目录
介绍
前言
数据集:cnceleb
必备技能
数据集cnceleb
data
eval
enroll
test
flac转wav
wav.scp
utt2spk
spk2utt
有没有刚开始接触kaldi的小伙伴们,也像我一样,感觉理论很多,但是上手就崩。
俗话说:“万事开头难”,数据准备就是kaldi实验的开始。
因为我上手直接学习asv-subtools,我绕过kaldi,直接学习使用asv-subtools。但是asv-subtools里面没有关于数据准备的代码。网上关于asv-subtools的内容也少之又少。然而kaidl和subtools的数据准备一样。所以我就把目光投向了kaldi的数据处理。我想通过kaldi学习有关数据的处理。
kaldi项目里面也有关于kaldi数据准备的代码,比如在/kaldi/egs/cnceleb/v2/run.sh中stage0和stage1就是kaldi的数据准备。但是我运行一直不成功,因为我下载的cnceleb1和cnceleb2数据集不适应这个脚本,少了几个表单之类的文件。加上我也是刚接触,这就给了我很大压力。感觉成功近在咫尺,但是却又那么遥远。

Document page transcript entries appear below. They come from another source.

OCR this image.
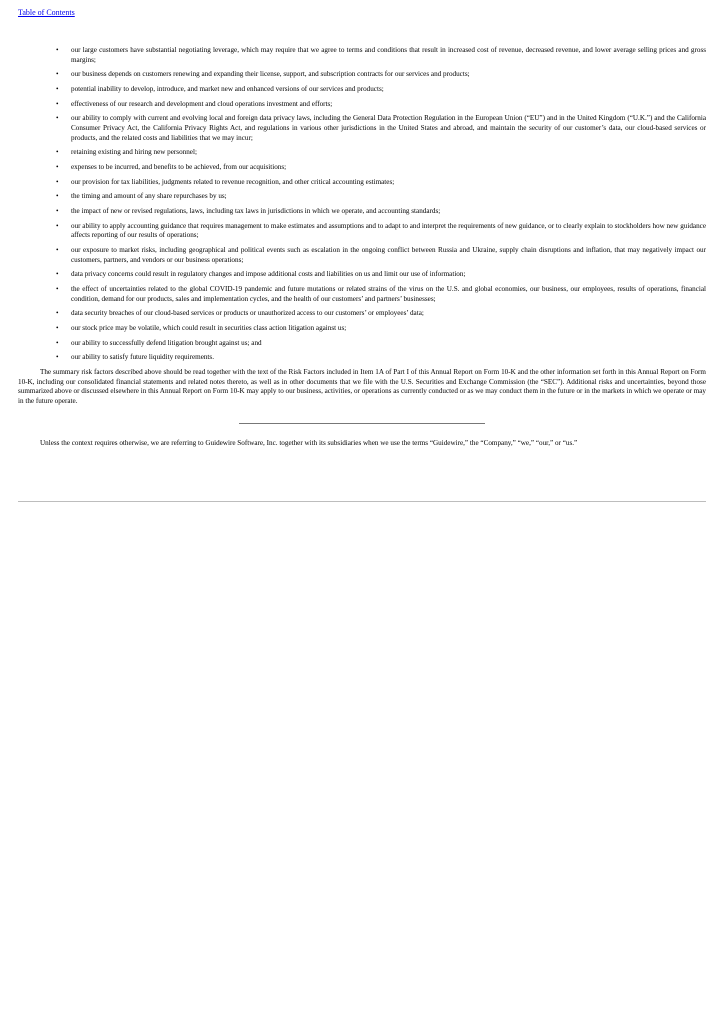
Table of Contents
• our large customers have substantial negotiating leverage, which may require that we agree to terms and conditions that result in increased cost of revenue, decreased revenue, and lower average selling prices and gross margins;
• our business depends on customers renewing and expanding their license, support, and subscription contracts for our services and products;
• potential inability to develop, introduce, and market new and enhanced versions of our services and products;
• effectiveness of our research and development and cloud operations investment and efforts;
• our ability to comply with current and evolving local and foreign data privacy laws, including the General Data Protection Regulation in the European Union (“EU”) and in the United Kingdom (“U.K.”) and the California Consumer Privacy Act, the California Privacy Rights Act, and regulations in various other jurisdictions in the United States and abroad, and maintain the security of our customer’s data, our cloud-based services or products, and the related costs and liabilities that we may incur;
• retaining existing and hiring new personnel;
• expenses to be incurred, and benefits to be achieved, from our acquisitions;
• our provision for tax liabilities, judgments related to revenue recognition, and other critical accounting estimates;
• the timing and amount of any share repurchases by us;
• the impact of new or revised regulations, laws, including tax laws in jurisdictions in which we operate, and accounting standards;
• our ability to apply accounting guidance that requires management to make estimates and assumptions and to adapt to and interpret the requirements of new guidance, or to clearly explain to stockholders how new guidance affects reporting of our results of operations;
• our exposure to market risks, including geographical and political events such as escalation in the ongoing conflict between Russia and Ukraine, supply chain disruptions and inflation, that may negatively impact our customers, partners, and vendors or our business operations;
• data privacy concerns could result in regulatory changes and impose additional costs and liabilities on us and limit our use of information;
• the effect of uncertainties related to the global COVID-19 pandemic and future mutations or related strains of the virus on the U.S. and global economies, our business, our employees, results of operations, financial condition, demand for our products, sales and implementation cycles, and the health of our customers’ and partners’ businesses;
• data security breaches of our cloud-based services or products or unauthorized access to our customers’ or employees’ data;
• our stock price may be volatile, which could result in securities class action litigation against us;
• our ability to successfully defend litigation brought against us; and
• our ability to satisfy future liquidity requirements.

The summary risk factors described above should be read together with the text of the Risk Factors included in Item 1A of Part I of this Annual Report on Form 10-K and the other information set forth in this Annual Report on Form 10-K, including our consolidated financial statements and related notes thereto, as well as in other documents that we file with the U.S. Securities and Exchange Commission (the “SEC”). Additional risks and uncertainties, beyond those summarized above or discussed elsewhere in this Annual Report on Form 10-K may apply to our business, activities, or operations as currently conducted or as we may conduct them in the future or in the markets in which we operate or may in the future operate.

Unless the context requires otherwise, we are referring to Guidewire Software, Inc. together with its subsidiaries when we use the terms “Guidewire,” the “Company,” “we,” “our,” or “us.”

所以我认为不应该局限与脚本生成,因该自己彻底明白要做什么怎么做。自己写脚本做,这才是正确的。这样以后面对不同的数据集,也能做到得心应手。
所以本篇文章,我将详细说明我所遇到的问题以及解决办法,算是一种记录,也希望能帮到你。
我处理的是cnceleb数据集,因为cnceleb2全是train。而cnceleb1分为train,enroll和test。所以这里用cnceleb1作为演示。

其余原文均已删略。